Let Go My Hand
- First edition with praise by Hanif Kureishi
- Author: Edward Docx
- Cover artist: Katie Tooke
- Language: English
- Publisher: Picador
- Publication date: 2017
- Publication place: United Kingdom
- Media type: Print
- Pages: 417
- ISBN: 978-0-330-46352-2

= Let Go My Hand =

2017 novel by Edward Docx

Let Go My Hand is the fourth novel by British author Edward Docx.

==Plot introduction==
Louis Lasker his father Larry is in his seventies and suffering from MND. Together they accompany in their VW camper from Dover to Dignitas in Switzerland.

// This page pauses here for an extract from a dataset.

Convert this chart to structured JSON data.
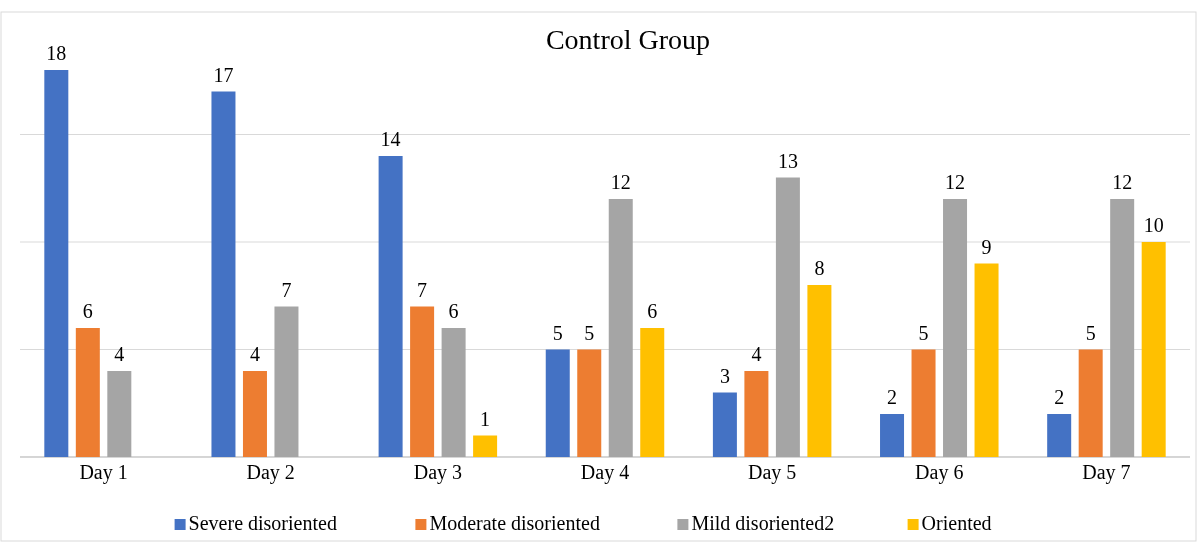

Louis older twin brothers Ralph and Jack join his father as they visit champagne-producing châteaux, ancient caves and go to concerts of classical music, but as they journey to Zürich to consider euthanasia...

==Reception==
"This is surely one of the first novels to face squarely the issue of assisted dying, and it is equally unflinching in its examination of family dynamics. After a few days in his brothers’ company, Louis wonders: “Is it normal to love the idea of people more than their actuality?” It's a guilty thought that's probably not uncommon, but it takes a writer of Docx's eloquence to articulate it. His lucid prose makes the characters’ complex thoughts engaging, and there are times when the Laskers’ voices are so distinctive that you can almost hear them talking."